Wide & Deep became one of the canonical reference architectures for industrial click-through-rate (CTR) prediction and ranking, alongside Factorization Machines and the deep CTR models that followed. The pattern of pairing a memorization-friendly linear branch with a generalization-friendly deep branch motivated successors such as DeepFM, Deep & Cross Network, and xDeepFM, which automate the cross-feature engineering that the wide branch still relies on.

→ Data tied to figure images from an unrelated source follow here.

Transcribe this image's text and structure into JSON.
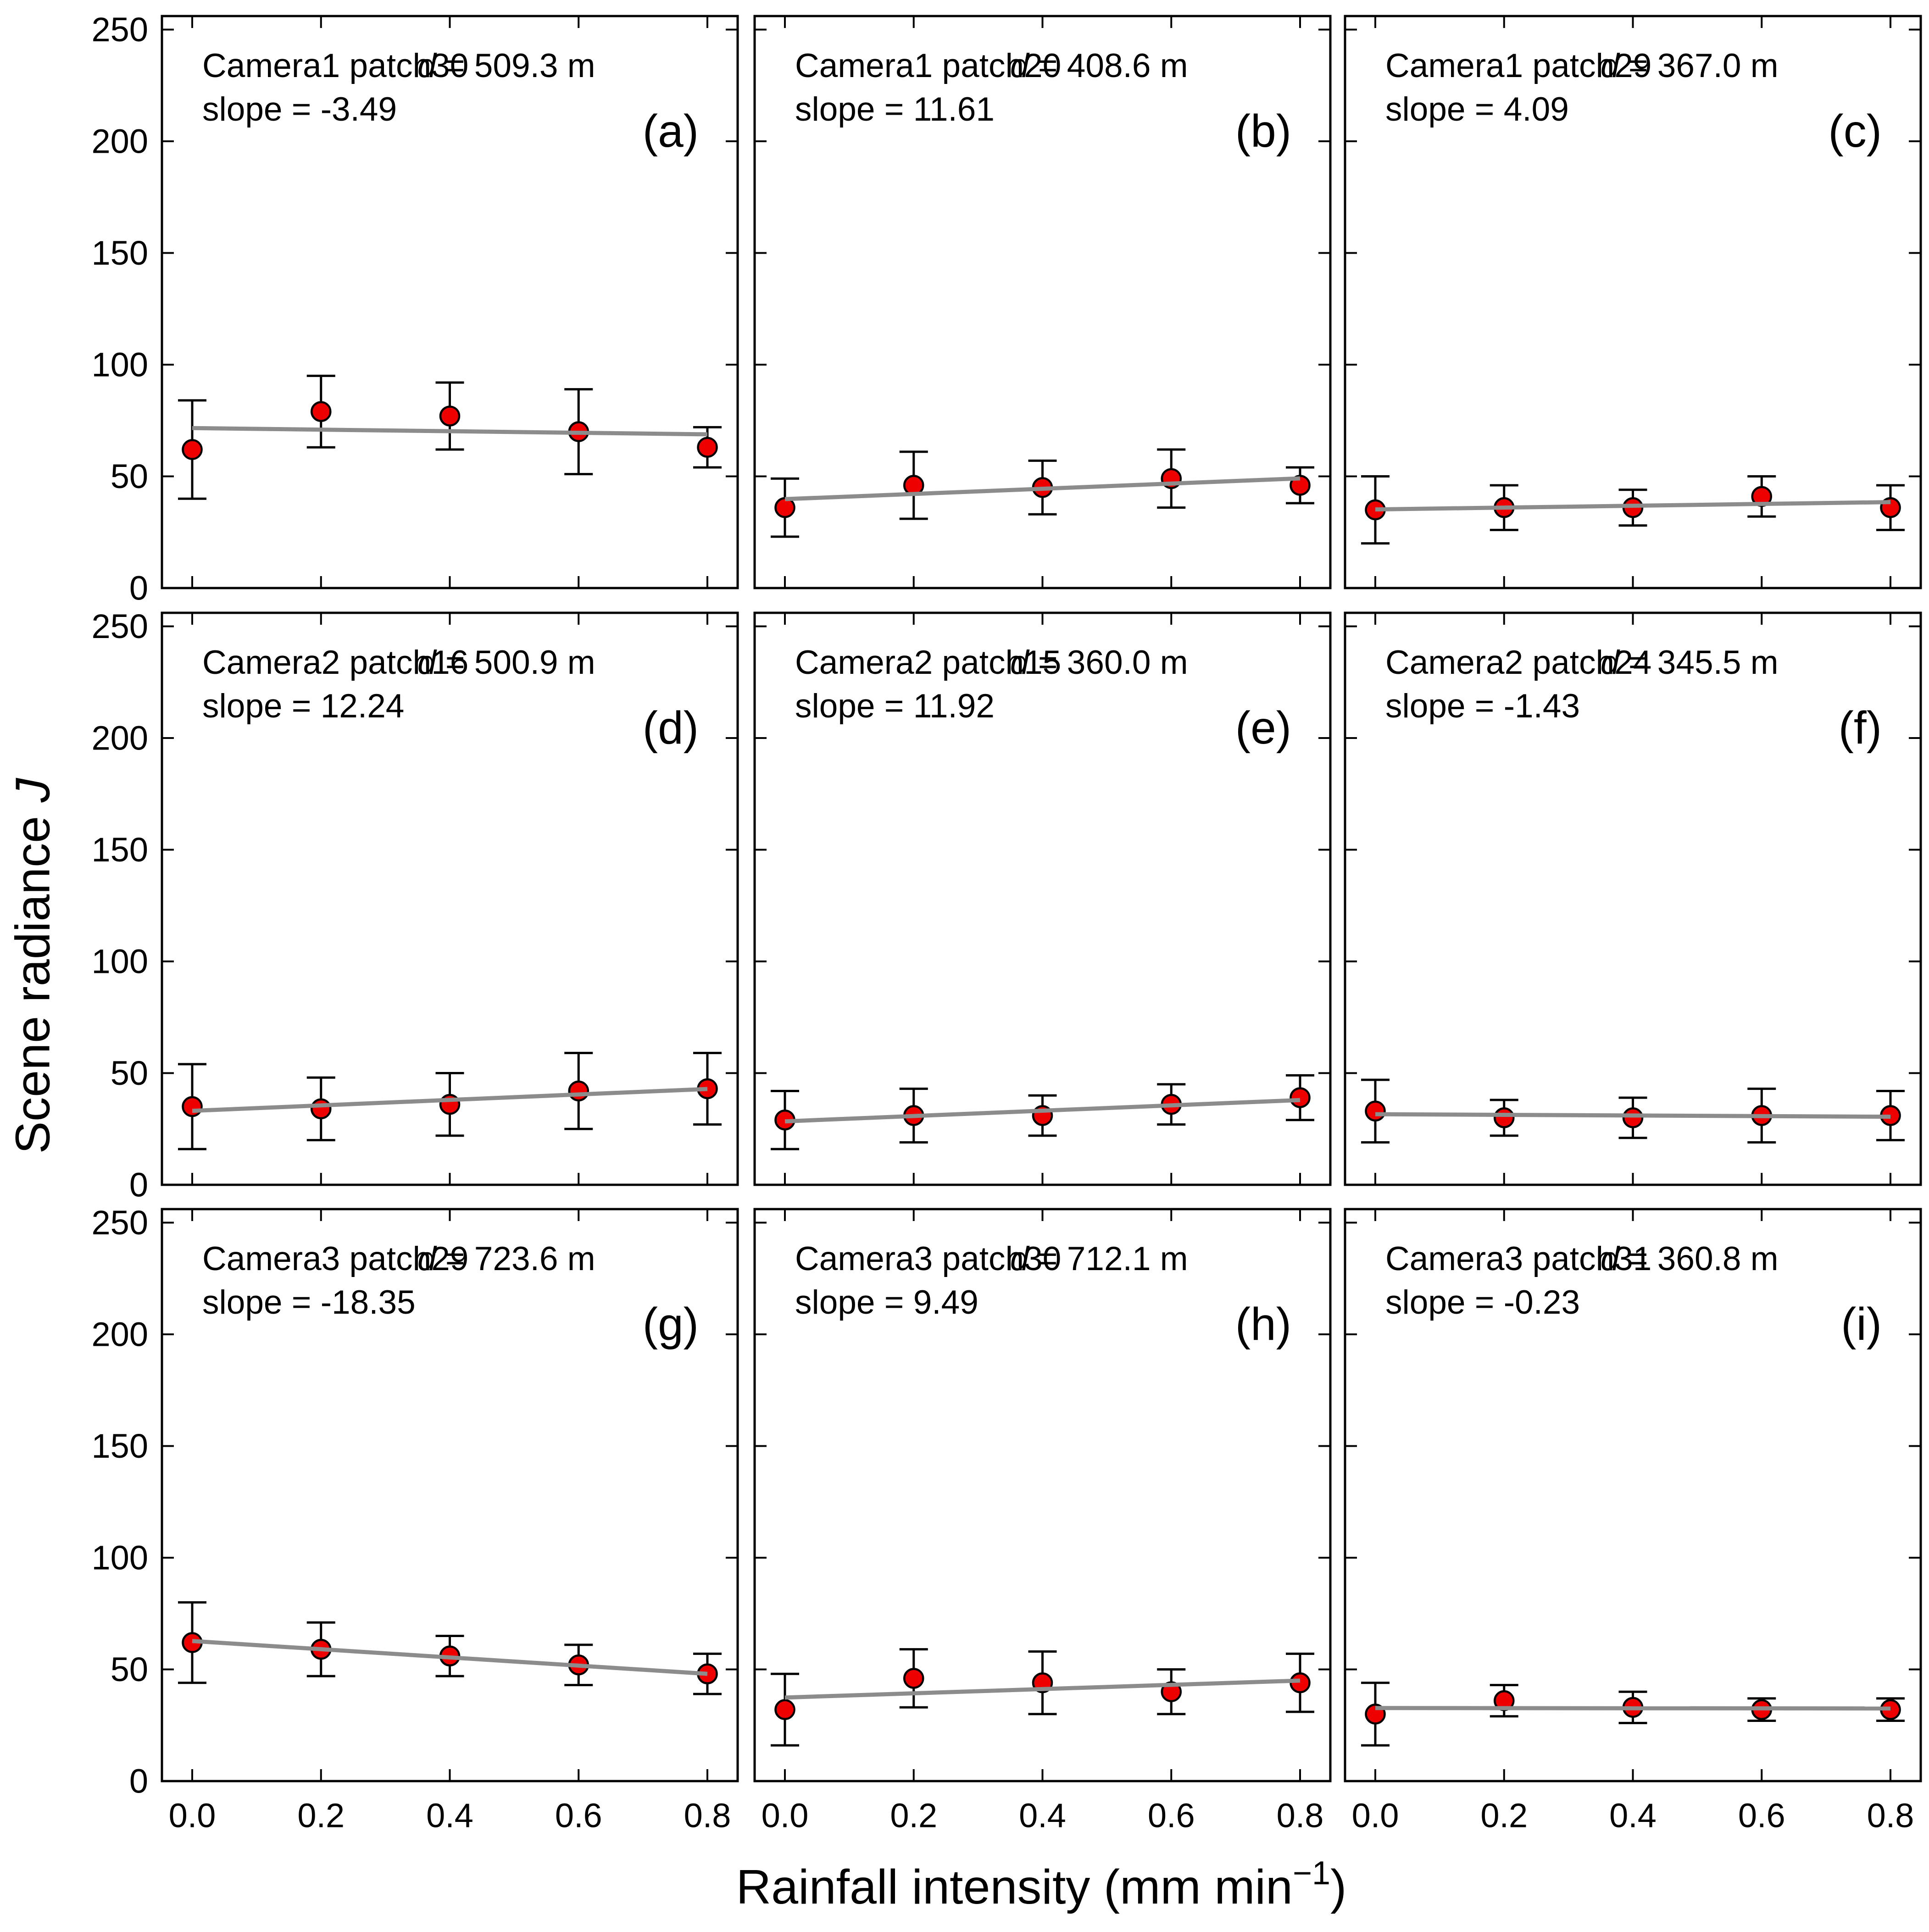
{
  "figure": {
    "ylabel": {
      "prefix": "Scene radiance ",
      "symbol": "J"
    },
    "xlabel": {
      "prefix": "Rainfall intensity (mm min",
      "sup": "−1",
      "suffix": ")"
    }
  },
  "axes": {
    "y_ticks": [
      0,
      50,
      100,
      150,
      200,
      250
    ],
    "y_tick_labels": [
      "0",
      "50",
      "100",
      "150",
      "200",
      "250"
    ],
    "x_ticks": [
      0.0,
      0.2,
      0.4,
      0.6,
      0.8
    ],
    "x_tick_labels": [
      "0.0",
      "0.2",
      "0.4",
      "0.6",
      "0.8"
    ],
    "ylim": [
      0,
      256
    ],
    "grid": "off",
    "tick_label_columns": "y labels on left column only, x labels on bottom row only"
  },
  "style": {
    "marker_fill": "#ee0000",
    "marker_edge": "#000000",
    "errorbar_color": "#000000",
    "fit_line_color": "#8c8c8c",
    "frame_color": "#000000"
  },
  "chart_data": [
    {
      "type": "scatter",
      "letter": "(a)",
      "title": "Camera1 patch30",
      "d_label": "d = 509.3 m",
      "slope_label": "slope = -3.49",
      "x": [
        0.0,
        0.2,
        0.4,
        0.6,
        0.8
      ],
      "y": [
        62,
        79,
        77,
        70,
        63
      ],
      "yerr": [
        22,
        16,
        15,
        19,
        9
      ],
      "fit": {
        "slope": -3.49,
        "intercept": 71.6
      }
    },
    {
      "type": "scatter",
      "letter": "(b)",
      "title": "Camera1 patch20",
      "d_label": "d = 408.6 m",
      "slope_label": "slope = 11.61",
      "x": [
        0.0,
        0.2,
        0.4,
        0.6,
        0.8
      ],
      "y": [
        36,
        46,
        45,
        49,
        46
      ],
      "yerr": [
        13,
        15,
        12,
        13,
        8
      ],
      "fit": {
        "slope": 11.61,
        "intercept": 39.8
      }
    },
    {
      "type": "scatter",
      "letter": "(c)",
      "title": "Camera1 patch29",
      "d_label": "d = 367.0 m",
      "slope_label": "slope = 4.09",
      "x": [
        0.0,
        0.2,
        0.4,
        0.6,
        0.8
      ],
      "y": [
        35,
        36,
        36,
        41,
        36
      ],
      "yerr": [
        15,
        10,
        8,
        9,
        10
      ],
      "fit": {
        "slope": 4.09,
        "intercept": 35.2
      }
    },
    {
      "type": "scatter",
      "letter": "(d)",
      "title": "Camera2 patch16",
      "d_label": "d = 500.9 m",
      "slope_label": "slope = 12.24",
      "x": [
        0.0,
        0.2,
        0.4,
        0.6,
        0.8
      ],
      "y": [
        35,
        34,
        36,
        42,
        43
      ],
      "yerr": [
        19,
        14,
        14,
        17,
        16
      ],
      "fit": {
        "slope": 12.24,
        "intercept": 33.1
      }
    },
    {
      "type": "scatter",
      "letter": "(e)",
      "title": "Camera2 patch15",
      "d_label": "d = 360.0 m",
      "slope_label": "slope = 11.92",
      "x": [
        0.0,
        0.2,
        0.4,
        0.6,
        0.8
      ],
      "y": [
        29,
        31,
        31,
        36,
        39
      ],
      "yerr": [
        13,
        12,
        9,
        9,
        10
      ],
      "fit": {
        "slope": 11.92,
        "intercept": 28.4
      }
    },
    {
      "type": "scatter",
      "letter": "(f)",
      "title": "Camera2 patch24",
      "d_label": "d = 345.5 m",
      "slope_label": "slope = -1.43",
      "x": [
        0.0,
        0.2,
        0.4,
        0.6,
        0.8
      ],
      "y": [
        33,
        30,
        30,
        31,
        31
      ],
      "yerr": [
        14,
        8,
        9,
        12,
        11
      ],
      "fit": {
        "slope": -1.43,
        "intercept": 31.6
      }
    },
    {
      "type": "scatter",
      "letter": "(g)",
      "title": "Camera3 patch29",
      "d_label": "d = 723.6 m",
      "slope_label": "slope = -18.35",
      "x": [
        0.0,
        0.2,
        0.4,
        0.6,
        0.8
      ],
      "y": [
        62,
        59,
        56,
        52,
        48
      ],
      "yerr": [
        18,
        12,
        9,
        9,
        9
      ],
      "fit": {
        "slope": -18.35,
        "intercept": 62.7
      }
    },
    {
      "type": "scatter",
      "letter": "(h)",
      "title": "Camera3 patch30",
      "d_label": "d = 712.1 m",
      "slope_label": "slope = 9.49",
      "x": [
        0.0,
        0.2,
        0.4,
        0.6,
        0.8
      ],
      "y": [
        32,
        46,
        44,
        40,
        44
      ],
      "yerr": [
        16,
        13,
        14,
        10,
        13
      ],
      "fit": {
        "slope": 9.49,
        "intercept": 37.4
      }
    },
    {
      "type": "scatter",
      "letter": "(i)",
      "title": "Camera3 patch31",
      "d_label": "d = 360.8 m",
      "slope_label": "slope = -0.23",
      "x": [
        0.0,
        0.2,
        0.4,
        0.6,
        0.8
      ],
      "y": [
        30,
        36,
        33,
        32,
        32
      ],
      "yerr": [
        14,
        7,
        7,
        5,
        5
      ],
      "fit": {
        "slope": -0.23,
        "intercept": 32.7
      }
    }
  ]
}
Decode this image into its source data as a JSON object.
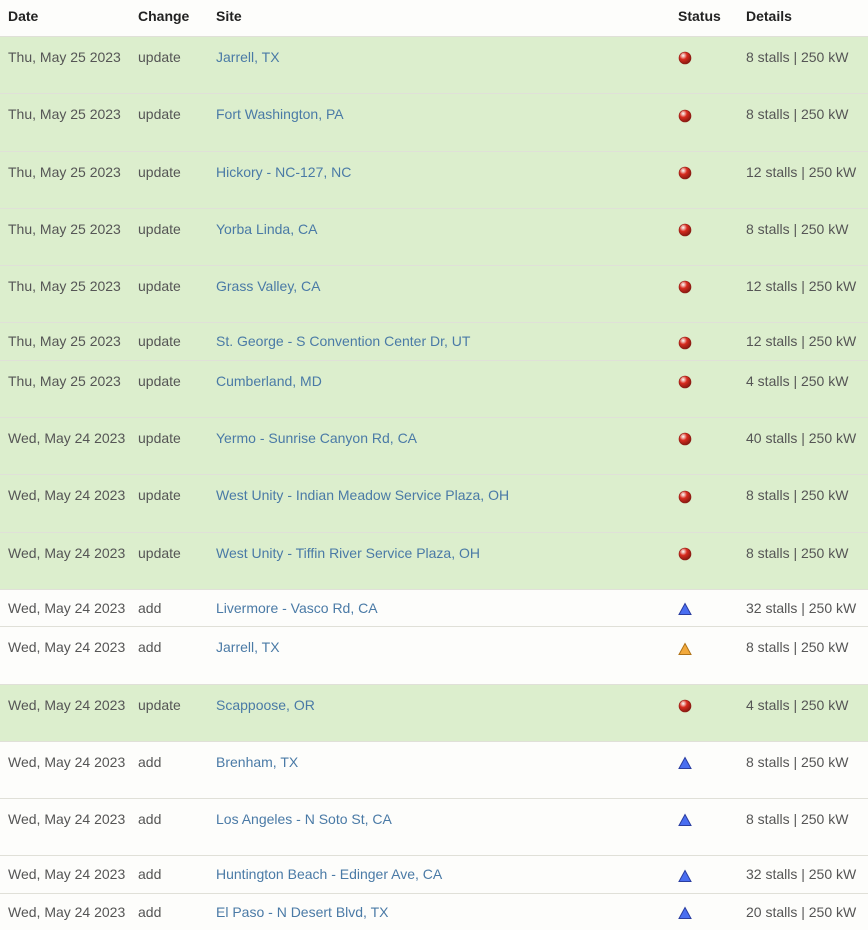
{
  "columns": {
    "date": "Date",
    "change": "Change",
    "site": "Site",
    "status": "Status",
    "details": "Details"
  },
  "status_icons": {
    "red-circle": {
      "shape": "circle",
      "fill": "#d92b1f",
      "stroke": "#8a1a12"
    },
    "blue-triangle": {
      "shape": "triangle",
      "fill": "#4a6ef0",
      "stroke": "#2a3da0"
    },
    "orange-triangle": {
      "shape": "triangle",
      "fill": "#f2a93c",
      "stroke": "#b07317"
    }
  },
  "rows": [
    {
      "date": "Thu, May 25 2023",
      "change": "update",
      "site": "Jarrell, TX",
      "status": "red-circle",
      "details": "8 stalls | 250 kW",
      "alt": true,
      "tall": true
    },
    {
      "date": "Thu, May 25 2023",
      "change": "update",
      "site": "Fort Washington, PA",
      "status": "red-circle",
      "details": "8 stalls | 250 kW",
      "alt": true,
      "tall": true
    },
    {
      "date": "Thu, May 25 2023",
      "change": "update",
      "site": "Hickory - NC-127, NC",
      "status": "red-circle",
      "details": "12 stalls | 250 kW",
      "alt": true,
      "tall": true
    },
    {
      "date": "Thu, May 25 2023",
      "change": "update",
      "site": "Yorba Linda, CA",
      "status": "red-circle",
      "details": "8 stalls | 250 kW",
      "alt": true,
      "tall": true
    },
    {
      "date": "Thu, May 25 2023",
      "change": "update",
      "site": "Grass Valley, CA",
      "status": "red-circle",
      "details": "12 stalls | 250 kW",
      "alt": true,
      "tall": true
    },
    {
      "date": "Thu, May 25 2023",
      "change": "update",
      "site": "St. George - S Convention Center Dr, UT",
      "status": "red-circle",
      "details": "12 stalls | 250 kW",
      "alt": true,
      "tall": false
    },
    {
      "date": "Thu, May 25 2023",
      "change": "update",
      "site": "Cumberland, MD",
      "status": "red-circle",
      "details": "4 stalls | 250 kW",
      "alt": true,
      "tall": true
    },
    {
      "date": "Wed, May 24 2023",
      "change": "update",
      "site": "Yermo - Sunrise Canyon Rd, CA",
      "status": "red-circle",
      "details": "40 stalls | 250 kW",
      "alt": true,
      "tall": true
    },
    {
      "date": "Wed, May 24 2023",
      "change": "update",
      "site": "West Unity - Indian Meadow Service Plaza, OH",
      "status": "red-circle",
      "details": "8 stalls | 250 kW",
      "alt": true,
      "tall": true
    },
    {
      "date": "Wed, May 24 2023",
      "change": "update",
      "site": "West Unity - Tiffin River Service Plaza, OH",
      "status": "red-circle",
      "details": "8 stalls | 250 kW",
      "alt": true,
      "tall": true
    },
    {
      "date": "Wed, May 24 2023",
      "change": "add",
      "site": "Livermore - Vasco Rd, CA",
      "status": "blue-triangle",
      "details": "32 stalls | 250 kW",
      "alt": false,
      "tall": false
    },
    {
      "date": "Wed, May 24 2023",
      "change": "add",
      "site": "Jarrell, TX",
      "status": "orange-triangle",
      "details": "8 stalls | 250 kW",
      "alt": false,
      "tall": true
    },
    {
      "date": "Wed, May 24 2023",
      "change": "update",
      "site": "Scappoose, OR",
      "status": "red-circle",
      "details": "4 stalls | 250 kW",
      "alt": true,
      "tall": true
    },
    {
      "date": "Wed, May 24 2023",
      "change": "add",
      "site": "Brenham, TX",
      "status": "blue-triangle",
      "details": "8 stalls | 250 kW",
      "alt": false,
      "tall": true
    },
    {
      "date": "Wed, May 24 2023",
      "change": "add",
      "site": "Los Angeles - N Soto St, CA",
      "status": "blue-triangle",
      "details": "8 stalls | 250 kW",
      "alt": false,
      "tall": true
    },
    {
      "date": "Wed, May 24 2023",
      "change": "add",
      "site": "Huntington Beach - Edinger Ave, CA",
      "status": "blue-triangle",
      "details": "32 stalls | 250 kW",
      "alt": false,
      "tall": false
    },
    {
      "date": "Wed, May 24 2023",
      "change": "add",
      "site": "El Paso - N Desert Blvd, TX",
      "status": "blue-triangle",
      "details": "20 stalls | 250 kW",
      "alt": false,
      "tall": false
    }
  ]
}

The TensorFlow DNNLinearCombinedClassifier / DNNLinearCombinedRegressor estimators productized the architecture as a drop-in API, and the paper is widely cited in textbook treatments of recommender systems and deep learning applied to ranking. Beyond its direct influence on CTR models, the broader principle — that complementary inductive biases can be combined under a shared loss instead of via post-hoc ensembling — informed later hybrid designs that mix retrieval and ranking signals, structured priors with neural networks, or rule-based features with learned representations.

The work is also frequently cited as an early successful case study of deploying deep learning in a high-traffic production ranking system. The discussion of warm-starting, vocabulary management, and quantile-based normalization of continuous features became a template for engineering teams building their first online deep ranking pipelines.

References

Cheng, H.-T., Koc, L., Harmsen, J., Shaked, T., Chandra, T., Aradhye, H., Anderson, G., Corrado, G., Chai, W., Ispir, M., Anil, R., Haque, Z., Hong, L., Jain, V., Liu, X., & Shah, H. (2016). Wide & Deep Learning for Recommender Systems. arXiv:1606.07792.
Duchi, J., Hazan, E., & Singer, Y. (2011). Adaptive subgradient methods for online learning and stochastic optimization. Journal of Machine Learning Research, 12, 2121–2159.
McMahan, H. B. (2011). Follow-the-regularized-leader and mirror descent: Equivalence theorems and l1 regularization. In Proc. AISTATS.
Rendle, S. (2012). Factorization machines with libFM. ACM Transactions on Intelligent Systems and Technology, 3(3), 57:1–57:22.
He, K., Zhang, X., Ren, S., & Sun, J. (2016). Deep residual learning for image recognition. In Proc. IEEE Conference on Computer Vision and Pattern Recognition.
Wang, H., Wang, N., & Yeung, D.-Y. (2015). Collaborative deep learning for recommender systems. In Proc. KDD, 1235–1244.